The rescheduling catalyst.
Straumietis sees a global marketplace ready to take off. In this new landscape, brands born in California, the epicenter of cannabis culture in his opinion, finally can reach consumers across state lines and around the world.
He also believes federal reform is inevitable, predicting the plant’s recategorization from Schedule I to Schedule III in the U.S. could happen as early as 2026. That change—a major modification of federal narcotics law—would open doors to banking, investment capital, and expanded medical research.

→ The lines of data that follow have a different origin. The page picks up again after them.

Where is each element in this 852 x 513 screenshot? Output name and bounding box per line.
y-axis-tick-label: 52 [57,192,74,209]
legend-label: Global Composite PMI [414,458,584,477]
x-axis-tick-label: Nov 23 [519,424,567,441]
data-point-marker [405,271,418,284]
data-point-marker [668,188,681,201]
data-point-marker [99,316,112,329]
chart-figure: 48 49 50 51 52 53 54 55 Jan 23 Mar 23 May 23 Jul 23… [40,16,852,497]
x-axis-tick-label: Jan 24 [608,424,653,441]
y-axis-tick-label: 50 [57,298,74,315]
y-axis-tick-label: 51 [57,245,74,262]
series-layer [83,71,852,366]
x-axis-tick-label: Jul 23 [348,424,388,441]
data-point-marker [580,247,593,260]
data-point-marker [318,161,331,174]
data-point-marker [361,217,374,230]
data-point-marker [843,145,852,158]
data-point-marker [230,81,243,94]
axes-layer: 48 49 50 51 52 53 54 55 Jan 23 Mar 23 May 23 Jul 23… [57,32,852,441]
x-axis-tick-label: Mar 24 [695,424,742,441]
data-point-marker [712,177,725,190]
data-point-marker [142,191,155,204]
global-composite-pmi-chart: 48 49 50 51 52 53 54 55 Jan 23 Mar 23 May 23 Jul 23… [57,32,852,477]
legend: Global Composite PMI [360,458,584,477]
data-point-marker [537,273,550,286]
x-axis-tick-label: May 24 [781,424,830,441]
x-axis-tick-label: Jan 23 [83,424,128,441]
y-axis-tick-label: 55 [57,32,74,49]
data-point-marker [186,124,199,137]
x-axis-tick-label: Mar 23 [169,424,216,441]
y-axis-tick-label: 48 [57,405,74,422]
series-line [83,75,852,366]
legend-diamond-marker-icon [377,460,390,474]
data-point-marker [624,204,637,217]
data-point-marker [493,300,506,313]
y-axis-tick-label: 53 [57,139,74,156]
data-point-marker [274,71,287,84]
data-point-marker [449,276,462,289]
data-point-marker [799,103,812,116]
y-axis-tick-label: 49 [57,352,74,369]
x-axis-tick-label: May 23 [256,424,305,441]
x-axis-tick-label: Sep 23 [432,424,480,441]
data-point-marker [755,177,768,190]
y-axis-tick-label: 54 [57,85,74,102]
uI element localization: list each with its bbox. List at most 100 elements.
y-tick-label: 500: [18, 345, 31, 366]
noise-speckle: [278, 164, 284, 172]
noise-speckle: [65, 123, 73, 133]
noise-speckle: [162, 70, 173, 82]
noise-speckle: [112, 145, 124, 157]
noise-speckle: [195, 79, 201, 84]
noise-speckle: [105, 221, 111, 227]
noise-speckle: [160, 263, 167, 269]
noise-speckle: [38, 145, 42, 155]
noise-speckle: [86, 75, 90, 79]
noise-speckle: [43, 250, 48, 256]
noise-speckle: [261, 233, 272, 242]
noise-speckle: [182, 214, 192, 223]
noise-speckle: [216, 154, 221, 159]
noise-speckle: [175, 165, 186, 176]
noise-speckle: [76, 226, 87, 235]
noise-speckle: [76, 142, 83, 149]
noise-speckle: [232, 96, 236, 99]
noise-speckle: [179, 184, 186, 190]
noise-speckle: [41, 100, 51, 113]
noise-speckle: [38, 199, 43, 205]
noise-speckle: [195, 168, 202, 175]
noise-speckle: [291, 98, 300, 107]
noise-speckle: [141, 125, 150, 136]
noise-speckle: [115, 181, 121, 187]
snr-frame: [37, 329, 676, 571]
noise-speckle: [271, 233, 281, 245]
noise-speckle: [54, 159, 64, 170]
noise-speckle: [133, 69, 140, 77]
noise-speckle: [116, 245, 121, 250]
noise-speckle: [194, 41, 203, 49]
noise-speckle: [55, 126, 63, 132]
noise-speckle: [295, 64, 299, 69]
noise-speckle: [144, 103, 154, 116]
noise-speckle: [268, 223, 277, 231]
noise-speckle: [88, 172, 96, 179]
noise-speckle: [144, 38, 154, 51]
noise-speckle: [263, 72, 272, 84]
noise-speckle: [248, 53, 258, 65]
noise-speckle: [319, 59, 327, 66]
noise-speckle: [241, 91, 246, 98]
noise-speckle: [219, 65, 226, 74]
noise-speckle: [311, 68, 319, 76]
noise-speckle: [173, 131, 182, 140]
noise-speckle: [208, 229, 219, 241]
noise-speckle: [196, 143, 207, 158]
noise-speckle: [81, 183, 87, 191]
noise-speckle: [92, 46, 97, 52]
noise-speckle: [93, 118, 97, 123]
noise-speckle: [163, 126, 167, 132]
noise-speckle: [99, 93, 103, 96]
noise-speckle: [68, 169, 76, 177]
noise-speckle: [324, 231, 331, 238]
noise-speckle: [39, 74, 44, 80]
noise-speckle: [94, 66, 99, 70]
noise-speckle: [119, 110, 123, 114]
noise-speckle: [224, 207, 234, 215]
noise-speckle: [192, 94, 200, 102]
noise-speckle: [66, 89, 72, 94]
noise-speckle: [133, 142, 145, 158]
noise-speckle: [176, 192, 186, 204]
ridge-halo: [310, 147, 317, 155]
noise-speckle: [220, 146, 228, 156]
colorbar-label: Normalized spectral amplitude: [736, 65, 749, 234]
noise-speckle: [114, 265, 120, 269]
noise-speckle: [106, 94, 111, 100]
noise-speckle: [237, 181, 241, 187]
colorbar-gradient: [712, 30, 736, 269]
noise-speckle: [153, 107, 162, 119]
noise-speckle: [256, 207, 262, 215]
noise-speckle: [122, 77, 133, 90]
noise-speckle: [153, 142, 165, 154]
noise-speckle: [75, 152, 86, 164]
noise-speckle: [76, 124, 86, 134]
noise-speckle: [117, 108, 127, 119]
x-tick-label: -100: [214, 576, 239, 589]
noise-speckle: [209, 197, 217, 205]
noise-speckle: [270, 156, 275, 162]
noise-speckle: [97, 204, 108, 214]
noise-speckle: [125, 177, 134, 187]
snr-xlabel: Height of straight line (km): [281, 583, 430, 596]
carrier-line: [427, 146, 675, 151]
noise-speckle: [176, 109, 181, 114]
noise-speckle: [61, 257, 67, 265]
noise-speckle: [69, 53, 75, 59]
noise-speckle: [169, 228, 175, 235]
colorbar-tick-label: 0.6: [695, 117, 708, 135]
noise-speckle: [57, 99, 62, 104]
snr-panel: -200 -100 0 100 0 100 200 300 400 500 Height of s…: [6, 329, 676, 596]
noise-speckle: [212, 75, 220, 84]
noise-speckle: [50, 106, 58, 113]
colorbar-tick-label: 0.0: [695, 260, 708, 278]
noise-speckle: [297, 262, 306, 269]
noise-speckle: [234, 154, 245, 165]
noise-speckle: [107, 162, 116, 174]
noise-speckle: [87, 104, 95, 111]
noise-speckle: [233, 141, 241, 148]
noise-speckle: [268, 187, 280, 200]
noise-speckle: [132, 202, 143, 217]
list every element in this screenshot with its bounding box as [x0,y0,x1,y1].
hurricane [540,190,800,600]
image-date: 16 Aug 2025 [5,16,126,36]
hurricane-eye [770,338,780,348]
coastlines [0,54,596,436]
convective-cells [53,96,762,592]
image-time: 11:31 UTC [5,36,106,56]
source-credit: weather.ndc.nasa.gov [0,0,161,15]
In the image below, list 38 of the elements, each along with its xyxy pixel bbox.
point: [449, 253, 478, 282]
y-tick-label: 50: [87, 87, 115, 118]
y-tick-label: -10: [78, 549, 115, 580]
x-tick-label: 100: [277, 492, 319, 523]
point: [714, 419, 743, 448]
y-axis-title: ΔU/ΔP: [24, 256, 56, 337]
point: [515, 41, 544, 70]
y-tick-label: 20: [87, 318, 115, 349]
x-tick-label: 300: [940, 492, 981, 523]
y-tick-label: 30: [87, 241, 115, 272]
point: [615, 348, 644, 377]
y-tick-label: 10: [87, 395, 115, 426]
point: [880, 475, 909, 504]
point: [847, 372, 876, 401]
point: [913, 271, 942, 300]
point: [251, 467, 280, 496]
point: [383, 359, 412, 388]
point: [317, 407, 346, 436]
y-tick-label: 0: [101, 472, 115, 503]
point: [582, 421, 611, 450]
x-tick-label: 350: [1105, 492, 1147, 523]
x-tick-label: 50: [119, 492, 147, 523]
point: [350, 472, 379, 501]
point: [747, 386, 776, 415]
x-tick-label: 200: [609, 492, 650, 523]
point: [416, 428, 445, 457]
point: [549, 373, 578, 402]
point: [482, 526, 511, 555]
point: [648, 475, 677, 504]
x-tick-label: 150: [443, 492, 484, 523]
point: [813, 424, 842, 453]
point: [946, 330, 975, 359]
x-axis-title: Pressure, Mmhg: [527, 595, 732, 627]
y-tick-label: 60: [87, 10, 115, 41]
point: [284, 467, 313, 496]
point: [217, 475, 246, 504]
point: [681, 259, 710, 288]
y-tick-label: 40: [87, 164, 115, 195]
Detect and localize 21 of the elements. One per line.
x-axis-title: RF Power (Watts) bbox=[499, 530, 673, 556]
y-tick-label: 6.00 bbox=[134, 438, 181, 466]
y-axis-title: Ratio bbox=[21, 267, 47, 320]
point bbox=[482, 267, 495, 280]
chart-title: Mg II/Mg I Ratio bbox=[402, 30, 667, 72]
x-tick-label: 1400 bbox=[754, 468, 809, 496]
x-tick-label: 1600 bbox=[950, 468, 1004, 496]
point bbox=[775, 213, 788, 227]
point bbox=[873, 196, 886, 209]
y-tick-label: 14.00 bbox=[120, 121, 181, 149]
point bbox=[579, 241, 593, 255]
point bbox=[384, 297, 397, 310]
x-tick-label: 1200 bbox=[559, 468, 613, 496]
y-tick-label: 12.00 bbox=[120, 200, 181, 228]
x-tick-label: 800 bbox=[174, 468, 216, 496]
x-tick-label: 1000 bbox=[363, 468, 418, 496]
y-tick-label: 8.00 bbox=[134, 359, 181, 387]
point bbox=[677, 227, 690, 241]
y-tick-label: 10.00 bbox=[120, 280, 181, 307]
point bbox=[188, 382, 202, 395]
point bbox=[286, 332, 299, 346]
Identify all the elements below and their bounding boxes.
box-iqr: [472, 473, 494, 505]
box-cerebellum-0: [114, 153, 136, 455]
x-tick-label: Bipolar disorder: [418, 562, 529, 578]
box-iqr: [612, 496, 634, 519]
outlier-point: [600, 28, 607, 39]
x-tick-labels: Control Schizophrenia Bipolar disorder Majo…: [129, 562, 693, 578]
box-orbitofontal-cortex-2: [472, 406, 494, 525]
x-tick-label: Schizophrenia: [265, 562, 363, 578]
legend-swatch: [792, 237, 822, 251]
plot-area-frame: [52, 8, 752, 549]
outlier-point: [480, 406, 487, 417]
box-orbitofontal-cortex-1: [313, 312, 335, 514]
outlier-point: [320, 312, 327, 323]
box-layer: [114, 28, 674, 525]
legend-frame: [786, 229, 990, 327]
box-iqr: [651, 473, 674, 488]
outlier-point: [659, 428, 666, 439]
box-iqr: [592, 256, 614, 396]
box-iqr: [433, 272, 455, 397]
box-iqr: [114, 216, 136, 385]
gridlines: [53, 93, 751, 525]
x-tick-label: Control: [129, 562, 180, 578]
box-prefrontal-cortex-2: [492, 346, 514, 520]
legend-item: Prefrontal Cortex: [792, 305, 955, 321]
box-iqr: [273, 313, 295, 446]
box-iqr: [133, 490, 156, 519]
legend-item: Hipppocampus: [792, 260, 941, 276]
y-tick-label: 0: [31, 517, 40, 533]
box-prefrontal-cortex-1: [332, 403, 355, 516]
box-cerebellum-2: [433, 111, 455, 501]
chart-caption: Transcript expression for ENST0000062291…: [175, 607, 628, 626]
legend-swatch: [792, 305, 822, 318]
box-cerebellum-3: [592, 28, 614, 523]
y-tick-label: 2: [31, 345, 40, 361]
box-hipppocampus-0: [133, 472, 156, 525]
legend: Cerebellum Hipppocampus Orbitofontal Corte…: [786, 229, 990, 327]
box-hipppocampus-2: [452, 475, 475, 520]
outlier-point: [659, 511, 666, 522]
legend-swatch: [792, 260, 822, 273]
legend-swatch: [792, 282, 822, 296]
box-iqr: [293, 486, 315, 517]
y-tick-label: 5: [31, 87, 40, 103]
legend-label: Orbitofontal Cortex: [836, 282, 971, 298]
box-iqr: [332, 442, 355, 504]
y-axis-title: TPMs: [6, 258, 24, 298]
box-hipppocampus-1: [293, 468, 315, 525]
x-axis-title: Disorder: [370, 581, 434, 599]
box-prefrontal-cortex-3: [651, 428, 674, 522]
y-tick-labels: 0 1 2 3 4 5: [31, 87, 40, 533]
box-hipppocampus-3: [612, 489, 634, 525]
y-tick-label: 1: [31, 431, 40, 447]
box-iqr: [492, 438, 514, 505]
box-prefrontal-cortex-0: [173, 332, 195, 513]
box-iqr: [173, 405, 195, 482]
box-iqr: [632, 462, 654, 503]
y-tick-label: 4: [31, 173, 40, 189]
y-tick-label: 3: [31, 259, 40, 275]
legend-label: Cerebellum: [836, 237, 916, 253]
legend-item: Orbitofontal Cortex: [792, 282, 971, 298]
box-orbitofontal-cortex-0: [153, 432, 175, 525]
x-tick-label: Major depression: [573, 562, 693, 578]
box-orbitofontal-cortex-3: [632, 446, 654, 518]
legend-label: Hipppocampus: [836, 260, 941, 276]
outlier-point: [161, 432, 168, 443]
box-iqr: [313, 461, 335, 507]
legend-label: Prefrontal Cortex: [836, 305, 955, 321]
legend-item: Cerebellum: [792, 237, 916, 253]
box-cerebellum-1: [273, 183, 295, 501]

“When [the plant] goes from Schedule I to Schedule III, you’re going to hear the whole world talking about it,” he said. “It will change the market overnight. The landscape of our industry will change as major players enter, creating numerous opportunities for those who wish to exit.”
He even expects a short-term “mini bubble” as capital floods the market, followed by a correction that will separate serious operators from the rest.
“After that, things will get normalized,” he said. “They’ll get consolidated or they’ll sell or they’ll go out of business, and only the strong will survive.”
For Straumietis, decades of investment in research, genetics, and global infrastructure have been building toward this moment. While others may be caught flatfooted when federal prohibition ends, Advanced Nutrients will be positioned with defensible intellectual property, established international distribution, and the scientific credibility that comes from twenty-six years of cannabis-specific research.
“We’re just at the tip of the iceberg,” he said. “The best and biggest chapter in cannabis history is still ahead.”